The Australian Capital Territory has also determined to consider such draconian measures.

In NSW, as elsewhere, the warrantless use of drug detection dogs in public places was introduced in the early 2000s. The canines have increasingly been accompanied by strip searches over the last 10 years. And despite sniffer dogs being shown to turn up nothing two-thirds to three-quarters of the time, state authorities are completely resistant to any suggestion to pull back on such operations.

The imposition of new wanding laws streamline the random policing of the public a step further by removing the need to receive a drug dog indication prior to searching someone.

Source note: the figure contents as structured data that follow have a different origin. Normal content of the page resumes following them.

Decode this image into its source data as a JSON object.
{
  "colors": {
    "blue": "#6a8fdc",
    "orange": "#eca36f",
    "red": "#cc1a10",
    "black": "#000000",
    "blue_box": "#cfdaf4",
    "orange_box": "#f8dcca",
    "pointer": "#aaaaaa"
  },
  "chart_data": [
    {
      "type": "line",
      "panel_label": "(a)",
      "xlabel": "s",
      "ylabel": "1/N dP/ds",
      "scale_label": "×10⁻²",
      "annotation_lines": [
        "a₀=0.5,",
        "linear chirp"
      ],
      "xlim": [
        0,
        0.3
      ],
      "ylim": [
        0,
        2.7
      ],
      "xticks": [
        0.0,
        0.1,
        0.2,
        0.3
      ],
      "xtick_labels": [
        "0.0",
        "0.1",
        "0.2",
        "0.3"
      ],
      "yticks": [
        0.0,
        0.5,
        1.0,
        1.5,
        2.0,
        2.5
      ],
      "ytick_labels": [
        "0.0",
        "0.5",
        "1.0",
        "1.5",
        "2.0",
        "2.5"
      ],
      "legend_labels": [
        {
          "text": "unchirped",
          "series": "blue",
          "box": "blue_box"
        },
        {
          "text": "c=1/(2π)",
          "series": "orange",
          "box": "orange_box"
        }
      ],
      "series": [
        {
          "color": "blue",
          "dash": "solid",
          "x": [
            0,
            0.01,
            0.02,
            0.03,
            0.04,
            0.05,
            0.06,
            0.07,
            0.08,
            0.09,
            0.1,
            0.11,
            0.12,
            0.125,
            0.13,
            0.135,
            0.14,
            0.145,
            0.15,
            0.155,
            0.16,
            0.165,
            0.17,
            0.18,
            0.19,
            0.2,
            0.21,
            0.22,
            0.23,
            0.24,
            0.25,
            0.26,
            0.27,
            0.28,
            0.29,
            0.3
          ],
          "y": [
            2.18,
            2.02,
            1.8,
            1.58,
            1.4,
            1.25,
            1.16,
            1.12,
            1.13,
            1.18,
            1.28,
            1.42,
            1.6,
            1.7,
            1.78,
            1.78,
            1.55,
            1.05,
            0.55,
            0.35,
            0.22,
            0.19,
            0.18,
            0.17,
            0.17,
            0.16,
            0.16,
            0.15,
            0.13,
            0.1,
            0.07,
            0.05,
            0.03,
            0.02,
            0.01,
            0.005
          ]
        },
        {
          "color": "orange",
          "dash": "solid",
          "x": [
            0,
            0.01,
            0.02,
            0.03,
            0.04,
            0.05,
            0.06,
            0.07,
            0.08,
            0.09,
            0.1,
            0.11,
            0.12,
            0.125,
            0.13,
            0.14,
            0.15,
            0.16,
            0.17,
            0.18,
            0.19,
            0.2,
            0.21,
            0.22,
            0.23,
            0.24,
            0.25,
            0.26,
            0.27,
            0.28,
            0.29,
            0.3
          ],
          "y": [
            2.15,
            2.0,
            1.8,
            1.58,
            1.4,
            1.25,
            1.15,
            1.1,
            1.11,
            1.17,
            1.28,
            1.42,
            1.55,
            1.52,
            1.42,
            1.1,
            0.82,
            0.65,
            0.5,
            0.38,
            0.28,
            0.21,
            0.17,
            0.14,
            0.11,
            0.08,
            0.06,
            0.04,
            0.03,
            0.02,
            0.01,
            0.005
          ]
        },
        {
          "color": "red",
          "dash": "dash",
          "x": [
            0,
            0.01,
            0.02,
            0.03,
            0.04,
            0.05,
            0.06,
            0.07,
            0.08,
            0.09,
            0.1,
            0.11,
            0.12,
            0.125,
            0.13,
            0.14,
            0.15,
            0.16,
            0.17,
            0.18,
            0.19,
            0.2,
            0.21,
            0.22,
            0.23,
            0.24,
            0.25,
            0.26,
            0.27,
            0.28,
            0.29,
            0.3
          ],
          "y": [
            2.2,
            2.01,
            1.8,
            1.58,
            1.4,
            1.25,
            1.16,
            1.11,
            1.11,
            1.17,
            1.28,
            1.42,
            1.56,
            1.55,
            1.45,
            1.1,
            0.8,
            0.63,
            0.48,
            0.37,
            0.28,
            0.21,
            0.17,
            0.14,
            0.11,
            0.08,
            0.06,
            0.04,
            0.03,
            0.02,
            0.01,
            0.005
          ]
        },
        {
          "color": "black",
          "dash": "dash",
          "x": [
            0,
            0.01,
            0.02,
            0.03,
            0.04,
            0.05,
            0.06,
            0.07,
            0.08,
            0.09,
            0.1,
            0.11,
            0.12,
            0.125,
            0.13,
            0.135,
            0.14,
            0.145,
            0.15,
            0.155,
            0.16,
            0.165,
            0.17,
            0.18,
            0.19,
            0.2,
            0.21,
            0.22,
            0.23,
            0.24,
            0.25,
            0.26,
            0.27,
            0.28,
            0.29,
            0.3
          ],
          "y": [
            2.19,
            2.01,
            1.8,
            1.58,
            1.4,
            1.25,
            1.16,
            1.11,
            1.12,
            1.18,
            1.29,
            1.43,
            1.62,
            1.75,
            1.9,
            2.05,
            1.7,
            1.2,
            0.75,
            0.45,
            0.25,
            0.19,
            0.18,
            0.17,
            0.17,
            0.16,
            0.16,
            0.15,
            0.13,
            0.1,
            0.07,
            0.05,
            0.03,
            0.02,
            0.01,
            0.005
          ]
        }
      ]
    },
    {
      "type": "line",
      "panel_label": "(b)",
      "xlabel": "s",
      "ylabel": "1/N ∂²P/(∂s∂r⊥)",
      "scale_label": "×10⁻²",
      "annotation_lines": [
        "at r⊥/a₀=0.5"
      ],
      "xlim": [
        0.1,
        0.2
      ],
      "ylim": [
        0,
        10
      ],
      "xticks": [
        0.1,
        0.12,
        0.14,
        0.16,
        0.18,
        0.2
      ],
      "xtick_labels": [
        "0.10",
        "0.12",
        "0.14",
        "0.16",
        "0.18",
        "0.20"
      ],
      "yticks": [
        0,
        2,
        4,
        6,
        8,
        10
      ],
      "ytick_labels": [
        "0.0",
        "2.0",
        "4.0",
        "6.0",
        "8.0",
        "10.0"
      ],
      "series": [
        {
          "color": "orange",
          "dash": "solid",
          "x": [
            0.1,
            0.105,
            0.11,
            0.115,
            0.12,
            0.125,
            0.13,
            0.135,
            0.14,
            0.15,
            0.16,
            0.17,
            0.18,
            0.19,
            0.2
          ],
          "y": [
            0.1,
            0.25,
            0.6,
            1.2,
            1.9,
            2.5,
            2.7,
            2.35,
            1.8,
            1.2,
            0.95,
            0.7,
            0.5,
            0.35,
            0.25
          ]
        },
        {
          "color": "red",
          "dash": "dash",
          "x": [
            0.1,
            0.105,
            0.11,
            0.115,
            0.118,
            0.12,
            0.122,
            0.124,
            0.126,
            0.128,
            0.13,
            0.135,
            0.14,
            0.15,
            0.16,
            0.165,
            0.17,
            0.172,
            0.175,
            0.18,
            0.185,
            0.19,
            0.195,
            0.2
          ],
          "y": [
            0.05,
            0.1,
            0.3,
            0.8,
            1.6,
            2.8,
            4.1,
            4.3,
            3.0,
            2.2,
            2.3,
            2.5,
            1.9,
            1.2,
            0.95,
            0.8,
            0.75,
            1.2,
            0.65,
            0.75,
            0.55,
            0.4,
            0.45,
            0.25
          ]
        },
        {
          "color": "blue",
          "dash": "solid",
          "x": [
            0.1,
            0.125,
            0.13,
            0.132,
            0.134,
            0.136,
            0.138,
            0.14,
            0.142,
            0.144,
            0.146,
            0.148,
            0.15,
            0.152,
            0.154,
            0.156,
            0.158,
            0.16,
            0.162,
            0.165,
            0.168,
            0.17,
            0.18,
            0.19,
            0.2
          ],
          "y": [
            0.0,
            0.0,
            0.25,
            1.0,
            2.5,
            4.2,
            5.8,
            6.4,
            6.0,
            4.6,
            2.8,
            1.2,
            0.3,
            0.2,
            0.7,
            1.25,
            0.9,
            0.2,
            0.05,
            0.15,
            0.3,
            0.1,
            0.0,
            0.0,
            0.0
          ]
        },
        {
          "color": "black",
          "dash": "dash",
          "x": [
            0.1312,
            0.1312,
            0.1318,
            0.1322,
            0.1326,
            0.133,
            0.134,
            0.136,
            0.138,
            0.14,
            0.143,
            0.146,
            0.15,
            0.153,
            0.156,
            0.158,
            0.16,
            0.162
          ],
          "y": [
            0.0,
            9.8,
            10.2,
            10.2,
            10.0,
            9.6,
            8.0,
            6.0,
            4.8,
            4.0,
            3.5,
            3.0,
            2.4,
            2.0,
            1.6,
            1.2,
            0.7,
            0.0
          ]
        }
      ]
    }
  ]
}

In fact, developments in Queensland have effectively turned the entire state into a designated area, and as the various states and territories are all shifting in the same general direction in terms of randomly searching the public, its likely not too far a stretch of the imagination to consider the entire continent will soon be determined a 24/7 designated area.

Paul Gregoire

Paul Gregoire is a Sydney-based journalist and writer. He's the winner of the 2021 NSW Council for Civil Liberties Award For Excellence In Civil Liberties Journalism. Prior to Sydney Criminal Lawyers®, Paul wrote for VICE and was the news editor at Sydney’s City Hub.